Former Music Industry Exec Says Album Prices Should Be Drastically Lower
from the he's-onto-something... dept
Robert Katz was the first of a whole lot of you (really, this may be the story with the most submissions ever) to pass along the news that former Warner Music UK boss Rob Dickins is suggesting that the record labels lower the price of albums all the way down to £1 — about $1.60. He points out that, at a price like that, it becomes much easier for people to buy. With the prices today, he says there’s simply too much of a mental transaction cost to determine if people are willing to pay the much higher amounts. Not surprisingly, others in the industry complained about his suggestion, first mocking him for presiding over Warner when the prices were so high (true, but that has nothing to do with what he thinks now) and then someone else tossing out the obligatory misunderstanding of the difference between price and value:
“A piece of music is a valuable form of art. If you want the person to respect it and value it, it’s got to cost them not a huge sum of money but a significant sum of money.”
Yeah, so that’s not how value works, actually. And the problem, which Dickins appears to have figured out, but Jonathan Shalit who made the quote above has not, is that whether you like it or not (and whether it is legal or not), music today is already competing with free music online. So, it’s not a question of “value,” but of market prices.

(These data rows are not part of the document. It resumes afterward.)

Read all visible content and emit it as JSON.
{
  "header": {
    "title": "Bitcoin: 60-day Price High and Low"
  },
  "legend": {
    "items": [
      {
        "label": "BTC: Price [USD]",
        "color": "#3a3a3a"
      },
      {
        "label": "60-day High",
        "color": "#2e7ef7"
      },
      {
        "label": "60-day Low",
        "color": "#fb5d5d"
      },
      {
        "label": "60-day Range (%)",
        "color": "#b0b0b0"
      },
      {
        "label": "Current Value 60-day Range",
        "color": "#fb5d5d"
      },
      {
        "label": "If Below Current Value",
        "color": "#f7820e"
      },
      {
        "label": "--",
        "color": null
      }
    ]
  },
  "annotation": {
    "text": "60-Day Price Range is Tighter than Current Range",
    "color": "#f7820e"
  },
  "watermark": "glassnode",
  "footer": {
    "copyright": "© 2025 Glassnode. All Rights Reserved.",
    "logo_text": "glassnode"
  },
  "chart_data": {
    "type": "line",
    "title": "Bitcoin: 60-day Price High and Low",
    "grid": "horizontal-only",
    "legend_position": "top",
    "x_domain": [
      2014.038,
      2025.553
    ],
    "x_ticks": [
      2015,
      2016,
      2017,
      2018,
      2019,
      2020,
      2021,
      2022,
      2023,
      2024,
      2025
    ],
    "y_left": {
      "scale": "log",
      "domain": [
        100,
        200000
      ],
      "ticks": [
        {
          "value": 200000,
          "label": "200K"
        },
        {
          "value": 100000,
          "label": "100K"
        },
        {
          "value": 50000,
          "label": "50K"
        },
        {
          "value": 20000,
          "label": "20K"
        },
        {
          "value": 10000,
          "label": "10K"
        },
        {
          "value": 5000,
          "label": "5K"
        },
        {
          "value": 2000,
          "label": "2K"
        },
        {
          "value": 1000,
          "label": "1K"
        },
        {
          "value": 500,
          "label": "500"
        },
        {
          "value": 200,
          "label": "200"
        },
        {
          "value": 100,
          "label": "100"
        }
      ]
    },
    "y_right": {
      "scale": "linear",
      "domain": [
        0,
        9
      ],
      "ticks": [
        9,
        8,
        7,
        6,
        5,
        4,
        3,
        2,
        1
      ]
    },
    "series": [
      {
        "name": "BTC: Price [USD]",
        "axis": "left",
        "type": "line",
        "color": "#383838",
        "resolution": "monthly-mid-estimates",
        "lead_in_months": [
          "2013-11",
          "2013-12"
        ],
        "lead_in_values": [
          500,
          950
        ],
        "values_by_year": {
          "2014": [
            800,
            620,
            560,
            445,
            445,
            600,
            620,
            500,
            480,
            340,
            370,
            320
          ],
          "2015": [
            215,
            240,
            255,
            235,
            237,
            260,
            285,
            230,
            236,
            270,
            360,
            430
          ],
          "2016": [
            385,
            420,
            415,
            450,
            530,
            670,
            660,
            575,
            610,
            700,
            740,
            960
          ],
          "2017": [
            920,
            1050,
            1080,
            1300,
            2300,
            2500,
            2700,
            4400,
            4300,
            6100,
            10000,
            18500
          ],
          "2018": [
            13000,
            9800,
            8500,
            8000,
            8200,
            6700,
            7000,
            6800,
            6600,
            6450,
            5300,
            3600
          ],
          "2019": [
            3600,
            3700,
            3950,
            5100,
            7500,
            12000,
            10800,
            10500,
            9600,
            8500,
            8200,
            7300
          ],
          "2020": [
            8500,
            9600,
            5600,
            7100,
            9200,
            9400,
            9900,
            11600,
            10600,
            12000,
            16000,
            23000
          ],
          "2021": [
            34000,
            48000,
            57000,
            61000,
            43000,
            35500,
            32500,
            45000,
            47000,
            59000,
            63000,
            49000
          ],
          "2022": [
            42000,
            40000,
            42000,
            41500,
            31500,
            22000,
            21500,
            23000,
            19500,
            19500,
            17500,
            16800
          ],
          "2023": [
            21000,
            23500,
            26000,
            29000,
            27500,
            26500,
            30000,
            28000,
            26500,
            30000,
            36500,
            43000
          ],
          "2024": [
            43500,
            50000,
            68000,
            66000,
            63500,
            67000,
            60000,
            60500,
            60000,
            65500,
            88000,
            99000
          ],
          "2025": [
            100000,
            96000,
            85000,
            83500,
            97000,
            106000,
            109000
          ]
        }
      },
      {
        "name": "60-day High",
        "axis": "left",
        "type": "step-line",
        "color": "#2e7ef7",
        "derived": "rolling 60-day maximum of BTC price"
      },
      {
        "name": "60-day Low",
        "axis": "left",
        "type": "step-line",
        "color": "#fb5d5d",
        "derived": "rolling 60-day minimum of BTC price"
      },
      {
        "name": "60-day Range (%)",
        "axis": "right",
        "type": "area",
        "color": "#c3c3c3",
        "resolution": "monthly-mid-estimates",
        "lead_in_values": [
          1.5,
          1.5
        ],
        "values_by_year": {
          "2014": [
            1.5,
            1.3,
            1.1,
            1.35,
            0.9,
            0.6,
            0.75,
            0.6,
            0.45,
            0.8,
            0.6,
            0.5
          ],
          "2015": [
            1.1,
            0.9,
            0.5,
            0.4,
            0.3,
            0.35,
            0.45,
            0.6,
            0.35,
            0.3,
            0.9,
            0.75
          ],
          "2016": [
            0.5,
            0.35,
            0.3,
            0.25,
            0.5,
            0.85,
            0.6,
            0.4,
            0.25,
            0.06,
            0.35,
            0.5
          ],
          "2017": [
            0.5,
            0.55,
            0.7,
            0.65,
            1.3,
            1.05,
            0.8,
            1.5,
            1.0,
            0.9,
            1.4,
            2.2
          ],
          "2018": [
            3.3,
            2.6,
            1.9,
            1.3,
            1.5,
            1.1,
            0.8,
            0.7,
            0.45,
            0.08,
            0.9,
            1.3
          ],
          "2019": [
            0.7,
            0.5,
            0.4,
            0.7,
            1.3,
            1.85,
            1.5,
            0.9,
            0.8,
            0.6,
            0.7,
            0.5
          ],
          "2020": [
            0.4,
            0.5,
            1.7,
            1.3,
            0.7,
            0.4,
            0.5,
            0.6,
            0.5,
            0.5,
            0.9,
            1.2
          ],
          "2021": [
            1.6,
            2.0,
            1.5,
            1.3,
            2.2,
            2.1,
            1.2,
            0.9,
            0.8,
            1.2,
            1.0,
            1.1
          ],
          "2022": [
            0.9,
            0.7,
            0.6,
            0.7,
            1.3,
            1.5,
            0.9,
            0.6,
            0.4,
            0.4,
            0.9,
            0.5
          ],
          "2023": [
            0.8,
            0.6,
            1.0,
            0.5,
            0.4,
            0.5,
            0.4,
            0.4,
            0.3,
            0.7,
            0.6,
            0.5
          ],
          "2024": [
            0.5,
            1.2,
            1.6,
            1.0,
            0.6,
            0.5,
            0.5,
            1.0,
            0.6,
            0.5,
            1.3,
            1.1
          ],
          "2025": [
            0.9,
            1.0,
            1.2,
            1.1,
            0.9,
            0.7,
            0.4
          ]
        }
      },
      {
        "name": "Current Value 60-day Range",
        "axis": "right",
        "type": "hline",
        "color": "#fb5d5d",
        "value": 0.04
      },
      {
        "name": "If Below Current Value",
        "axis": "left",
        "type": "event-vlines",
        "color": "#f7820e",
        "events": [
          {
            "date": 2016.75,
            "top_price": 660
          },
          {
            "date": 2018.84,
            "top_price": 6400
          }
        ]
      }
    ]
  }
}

Dickins seems to recognize the actual economics at play here, noting that by making albums so cheap, the number of sales would shoot way up, offsetting some of the price decline when it came to revenue and getting more people more interested in more acts, leading to greater revenue from alternative sources like concerts and merchandise. Of course, plenty of folks have been suggesting this same thing for years, but it’s nice to see an “insider” get it, even if he’s mocked by those who are still confused about these things.